This report gives the Legislature our independent estimates and analysis of the state’s General Fund budget condition with the goal of helping lawmakers prepare for the 2026-27 budget process.
This year’s report has four key takeaways:
- Not Safe to Bet Artificial Intelligence (AI) Fueled Exuberance Is Sustainable. Soaring stock prices and correspondingly high income tax collections are the lone bright spot among otherwise weak economic and revenue conditions. Income tax collections are being driven by enthusiasm around AI, which has pushed the stock market to record highs and boosted compensation among the state’s tech workers. With so much exuberance surrounding AI, it now appears time to take seriously the notion that the stock market has become overheated.
- Our Revenue Outlook Builds in Some Insurance Against a Stock Market Downturn.
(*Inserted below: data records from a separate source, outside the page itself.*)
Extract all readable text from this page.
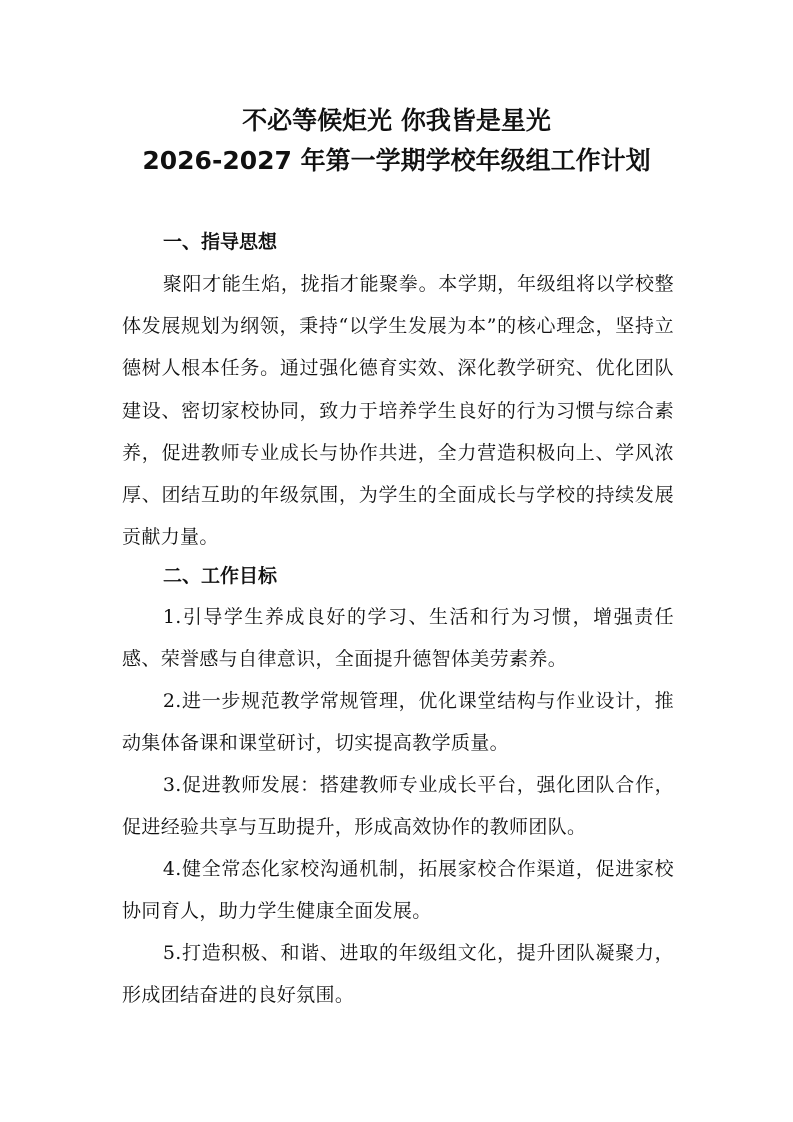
不必等候炬光 你我皆是星光
2026-2027 年第一学期学校年级组工作计划
一、指导思想

聚阳才能生焰，拢指才能聚拳。本学期，年级组将以学校整体发展规划为纲领，秉持“以学生发展为本”的核心理念，坚持立德树人根本任务。通过强化德育实效、深化教学研究、优化团队建设、密切家校协同，致力于培养学生良好的行为习惯与综合素养，促进教师专业成长与协作共进，全力营造积极向上、学风浓厚、团结互助的年级氛围，为学生的全面成长与学校的持续发展贡献力量。

二、工作目标

1.引导学生养成良好的学习、生活和行为习惯，增强责任感、荣誉感与自律意识，全面提升德智体美劳素养。

2.进一步规范教学常规管理，优化课堂结构与作业设计，推动集体备课和课堂研讨，切实提高教学质量。

3.促进教师发展：搭建教师专业成长平台，强化团队合作，促进经验共享与互助提升，形成高效协作的教师团队。

4.健全常态化家校沟通机制，拓展家校合作渠道，促进家校协同育人，助力学生健康全面发展。

5.打造积极、和谐、进取的年级组文化，提升团队凝聚力，形成团结奋进的良好氛围。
Reflecting concerns about the potential effects of tariffs, the budget act enacted in June assumed revenues would decline in 2025-26 and grow modestly in 2026-27. Looking primarily at strong trends in income tax collections since June would suggest a significant upgrade to budget act revenues is warranted. However, our Fiscal Outlook revenue forecast reflects a smaller, temporary upgrade which reverses beginning in 2026-27—resulting in 2026-27 revenues being in line with budget act estimates. This is because our forecast incorporates the strong risk that recent income tax gains are tied to an unsustainable stock market.
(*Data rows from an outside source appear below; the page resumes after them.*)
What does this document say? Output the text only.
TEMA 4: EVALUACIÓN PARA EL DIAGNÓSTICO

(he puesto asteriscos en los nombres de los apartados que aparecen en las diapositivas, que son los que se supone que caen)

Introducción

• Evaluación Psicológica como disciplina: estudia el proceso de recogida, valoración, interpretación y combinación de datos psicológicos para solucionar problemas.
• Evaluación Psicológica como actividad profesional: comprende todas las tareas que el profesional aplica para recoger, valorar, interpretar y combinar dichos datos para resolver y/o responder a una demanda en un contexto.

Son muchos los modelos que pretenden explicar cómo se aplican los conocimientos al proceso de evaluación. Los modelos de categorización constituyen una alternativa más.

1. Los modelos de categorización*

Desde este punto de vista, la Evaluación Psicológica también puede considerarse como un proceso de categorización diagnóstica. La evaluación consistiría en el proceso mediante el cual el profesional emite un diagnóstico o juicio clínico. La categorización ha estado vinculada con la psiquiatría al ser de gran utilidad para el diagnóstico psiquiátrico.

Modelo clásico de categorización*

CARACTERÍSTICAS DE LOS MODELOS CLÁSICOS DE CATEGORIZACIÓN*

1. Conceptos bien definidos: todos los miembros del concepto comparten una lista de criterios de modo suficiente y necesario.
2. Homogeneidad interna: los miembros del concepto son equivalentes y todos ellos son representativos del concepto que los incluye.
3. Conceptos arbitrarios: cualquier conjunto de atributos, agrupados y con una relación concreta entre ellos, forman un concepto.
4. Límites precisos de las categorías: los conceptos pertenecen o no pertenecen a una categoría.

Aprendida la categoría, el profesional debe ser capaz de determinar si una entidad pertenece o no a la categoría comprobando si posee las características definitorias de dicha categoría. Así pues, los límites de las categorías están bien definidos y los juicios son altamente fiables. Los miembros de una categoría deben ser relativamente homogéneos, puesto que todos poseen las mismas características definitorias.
- 2026-27 Budget Problem Now Larger Than Anticipated. Under our revenue and spending estimates, the Legislature faces an almost $18 billion budget problem in 2026-27. This is about $5 billion larger than the budget problem anticipated by the administration in June, despite improvements in revenue. This is because constitutional spending requirements under Proposition 98 (1988) and Proposition 2 (2014) almost entirely offset revenue gains. Moreover, we estimate costs in other programs to be about $6 billion higher than anticipated.
- Budget Position Is Weak. We advise the Legislature to address the budget problem through a combination of ongoing solutions—namely, achievable spending reductions and/or revenue increases. There are three reasons these actions are now critical: (1) the budget problem is now larger than anticipated and the structural deficits—now projected to be about $35 billion per year—are significant and growing; (2) our revenue estimates, while tempered, do not reflect the declines that would occur in a recession; and (3) the state used up much of its budget resiliency tools in addressing the past three years’ of budget deficits. As it stands—with larger forecasted deficits and many fewer tools available to address them—California’s budget is undeniably less prepared for downturns.